I’m setting up a self-hosted stack with a bunch of services running on a home device. I’m also tunneling all the traffic through a VPS in order to expose the services without exposing my home IP or opening ports on my local network. Currently all my traffic is HTTP, and its path looks like this:
- Caddy proxy on remote VPS (HTTPS, :80 & :443)
- Wireguard tunnel
- Caddy proxy in Docker on homeserver (HTTP, :80)
- app containers in separate isolated subnets, shared with Caddy
I want to set up qBittorrent and other torrent apps, and I want all their traffic to pass through the proxies. Proxying traffic to the WebUI is easy, there’s plenty of tutorials; what I’m struggling with is proxying the torrent leeching and seeding traffic, which is the most important part since I live in a country that’s not cool with piracy.
Unless I’m misunderstanding, BitTorrent traffic is TCP or UDP, so I’d need Caddy to act as a Layer 4 proxy. There’s a community-maintained plugin that should support this. How would I configure it though? Do I need both instances to listen on a new port? Or can I open a new port on the VPS only, and forward traffic to the homeserver Caddy over the same port as the HTTP traffic (:80)? Are there nuances in proxying TCP traffic that I should be aware of?

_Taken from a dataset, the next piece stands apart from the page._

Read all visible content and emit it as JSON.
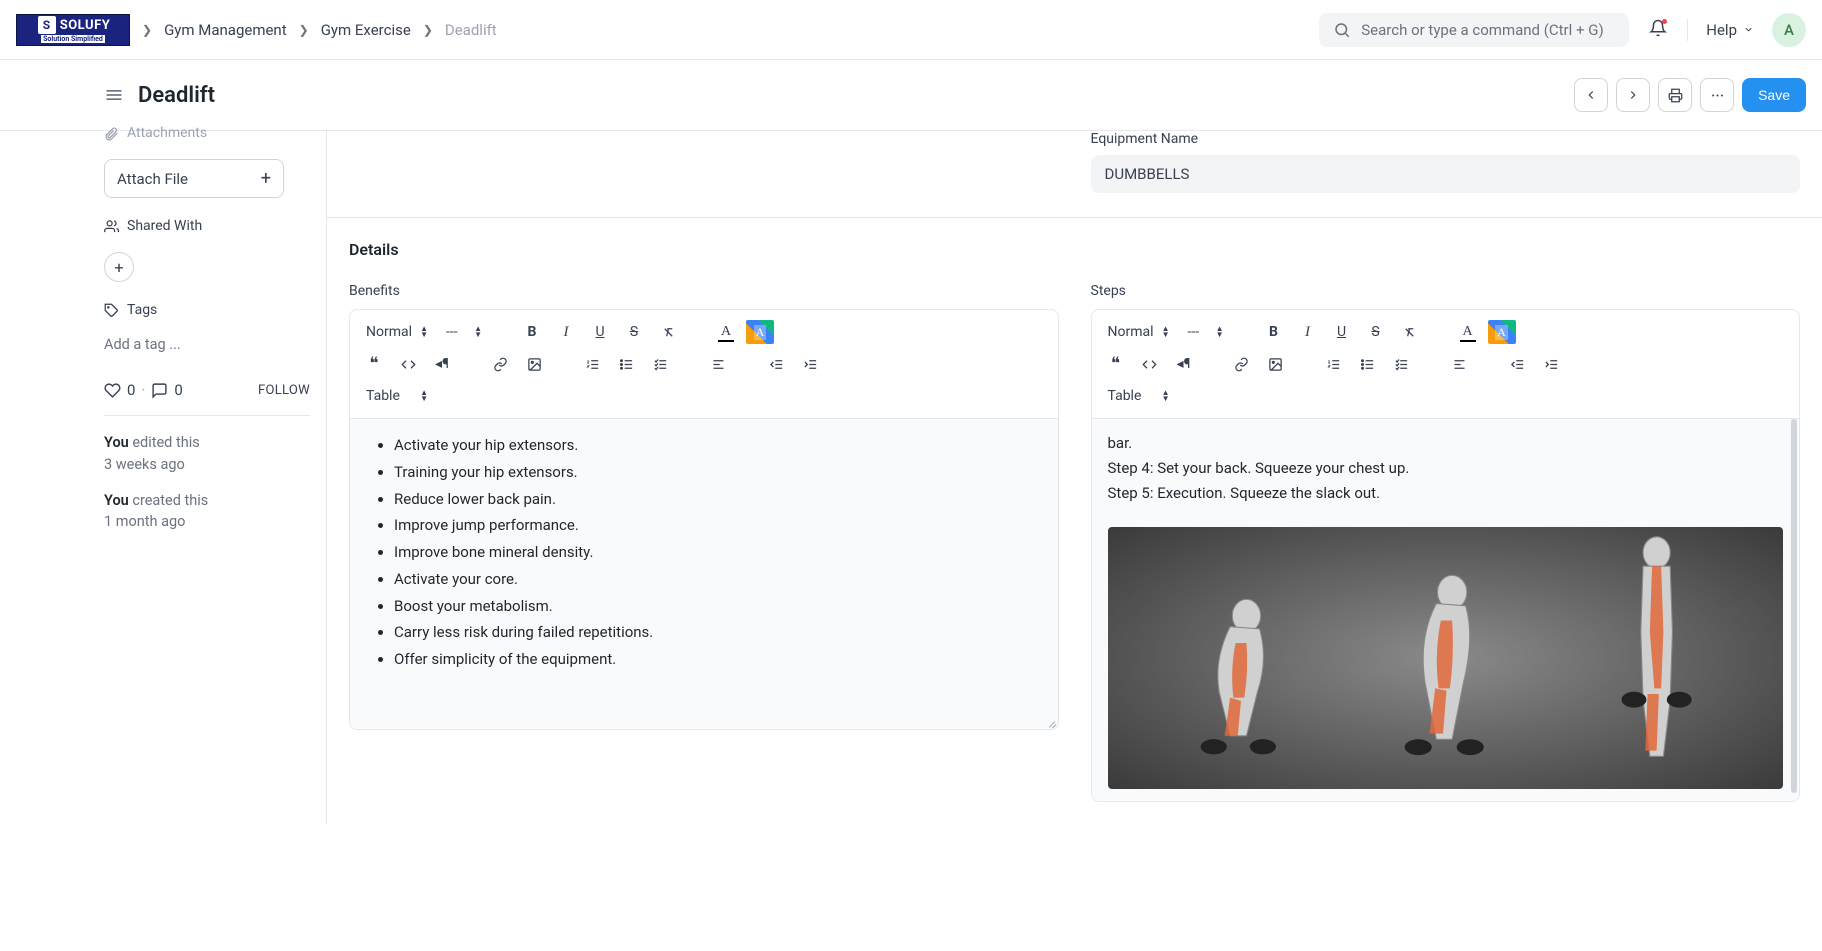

Wow thank you, this is the most useful reply I’ve received so far!
This means I don’t need to mess around with QBT’s “proxy” settings? I was pretty confused since the only options available are SOCKS/SOCKS5 and HTTP, but I’m guessing that’s a different kind of proxy than what I need…
No, you don’t. In short, trackers will look at the source address of the incoming connection on their side, that means you VPS IP because you’re doing NAT on the VPS.
Just make sure qBittorrent is restricted to the WG interface and nothing else.